The Soldier in Seat 1-A

Father David Epps's picture

I had just taken my seat, number 2C, aboard Airtran Flight 569 from Bloomington, Ill., to Atlanta. The day was cold but clear and the sunset was but moments away in a near cloudless sky. I paid the upgrade of $40 for a business class seat because I wanted to read and relax after a busy two days in Champaign where I am helping to start a new church.

I was about to open a book when a young soldier dressed in desert BDUs entered the cabin and seated himself in 1A, a window seat, just in front of me. “The soldiers,” I thought, “look younger every day.”

A few minutes later, an Airtran employee, a tall young man I judged to be in his 20s, approached the soldier and began to talk. Perhaps I shouldn’t have, but I listened. I overheard that the soldier was on his way to Fort Benning in Columbus, Ga., and, from there, to Kuwait then to Baghdad and to the war in Iraq.

“Is this your first time?” the Airtran employee asked. He replied that it was. “I spent a year there,” the employee said and offered a smile and words of encouragement before departing the cabin. A flight attendant with a British accent came and sat with the soldier a few minutes before resuming her duties.

Another flight attendant, a young man, went to the soldier and informed him that the captain was diverting the aircraft so that it would pass by the window where the soldier’s family was waiting to see him take off. “You can wave at them one more time before you leave.”

“You don’t have to do that,” the soldier replied, but the aircraft had already turned.

Word apparently quietly spread throughout the aircraft why the plane was not headed directly toward the runway. When the plane taxied in front of the large windows in the terminal, the aircraft came to a halt so that one young soldier could have a final moment.

“You can wave,” the flight attendant quietly said. The soldier waved to his family. So did the flight attendants and most of the passengers on the left side of the aircraft. I waved too.

Then a man standing with the family, the soldier’s father, came to full attention and offered a crisp military salute to his departing warrior. He held the salute as the plane rolled toward the runway. He tried, the young soldier, valiantly but unsuccessfully, not to cry.

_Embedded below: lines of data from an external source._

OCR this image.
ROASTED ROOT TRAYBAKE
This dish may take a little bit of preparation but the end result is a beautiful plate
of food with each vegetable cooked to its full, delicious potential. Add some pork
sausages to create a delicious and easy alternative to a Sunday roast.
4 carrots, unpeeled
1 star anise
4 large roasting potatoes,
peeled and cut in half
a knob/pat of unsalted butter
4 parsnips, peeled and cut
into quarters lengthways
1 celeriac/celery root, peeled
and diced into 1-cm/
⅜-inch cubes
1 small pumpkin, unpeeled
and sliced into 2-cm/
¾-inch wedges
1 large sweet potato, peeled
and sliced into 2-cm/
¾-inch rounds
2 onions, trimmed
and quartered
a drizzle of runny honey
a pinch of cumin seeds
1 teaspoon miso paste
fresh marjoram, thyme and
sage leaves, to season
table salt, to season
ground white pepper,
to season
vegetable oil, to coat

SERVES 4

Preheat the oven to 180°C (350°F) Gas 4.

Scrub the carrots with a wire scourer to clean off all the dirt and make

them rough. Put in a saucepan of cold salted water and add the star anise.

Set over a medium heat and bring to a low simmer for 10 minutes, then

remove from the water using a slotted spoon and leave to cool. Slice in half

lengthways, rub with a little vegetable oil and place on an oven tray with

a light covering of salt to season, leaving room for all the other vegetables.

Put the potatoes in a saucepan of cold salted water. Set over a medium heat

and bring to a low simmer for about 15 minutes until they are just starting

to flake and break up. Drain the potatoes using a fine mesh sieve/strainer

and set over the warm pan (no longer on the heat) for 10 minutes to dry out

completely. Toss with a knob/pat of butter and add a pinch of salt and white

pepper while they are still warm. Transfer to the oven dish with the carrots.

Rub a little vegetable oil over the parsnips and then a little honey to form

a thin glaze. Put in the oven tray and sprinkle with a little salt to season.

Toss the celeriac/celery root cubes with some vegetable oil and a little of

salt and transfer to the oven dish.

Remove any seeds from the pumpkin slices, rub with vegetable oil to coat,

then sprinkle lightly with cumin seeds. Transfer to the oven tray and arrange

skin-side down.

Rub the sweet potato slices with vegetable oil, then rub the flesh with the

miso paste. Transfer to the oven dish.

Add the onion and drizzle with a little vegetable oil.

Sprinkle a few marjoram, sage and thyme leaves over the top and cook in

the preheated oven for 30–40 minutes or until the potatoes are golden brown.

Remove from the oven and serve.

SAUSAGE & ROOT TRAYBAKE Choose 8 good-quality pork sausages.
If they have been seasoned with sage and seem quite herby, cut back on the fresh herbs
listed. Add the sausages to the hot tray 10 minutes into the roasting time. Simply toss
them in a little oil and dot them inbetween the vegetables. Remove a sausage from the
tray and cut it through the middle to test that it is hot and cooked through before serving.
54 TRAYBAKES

As his face sank into the cabin bulkhead, a flight attendant put her hand on his shoulder and then turned away to spare him embarrassment. The soldier needn’t have been concerned about anyone thinking less of him because of his tears, for the flight attendants were also wiping away their own tears. Behind him, I was weeping too. So were several passengers in business class.

As the plane lifted into the darkening sky, the soldier continued to look out the window until the terminal passed into the distance. During the remainder of the trip to Atlanta, it seemed the flight attendants gave him extra attention. No one minded at all. He was going to war and we knew it. He deserved all the concern, care, respect and attention possible.

I marveled at this young man, and the many men and women like him, who volunteer to leave their communities, their mothers, their girlfriends or boyfriends, their brothers and sisters, and their saluting fathers and go to serve in a war so far away. The courage that is required to offer themselves up in a cause that so many are loudly condemning is enormous.

I don’t know if the young man will ever see Illinois again. Only God knows what awaits him in Iraq. If he returns home, he may be among those who arrive back home maimed and scarred for life.

I was painfully aware that this man, perhaps still in his teens, might face violence, bloodshed, and death. Certainly, the father who saluted him carries these thoughts with him constantly.

I didn’t read very much on the flight home. My thoughts were too serious, too sober. I did, however, do what I knew I could do: I silently prayed for this young man, this warrior, this soldier, this son, for most of the flight to Atlanta.

I prayed that he will soon be on another flight —the flight home to Illinois. May God mercifully grant that he, and all the brave men and women who serve so far from home, be returned to those who love them safely and unharmed.

Before I left the plane, I introduced myself, asked his name, gave him my card, and told him I would be praying for him and for his fellow warriors.

Then I did one more thing — I saluted him.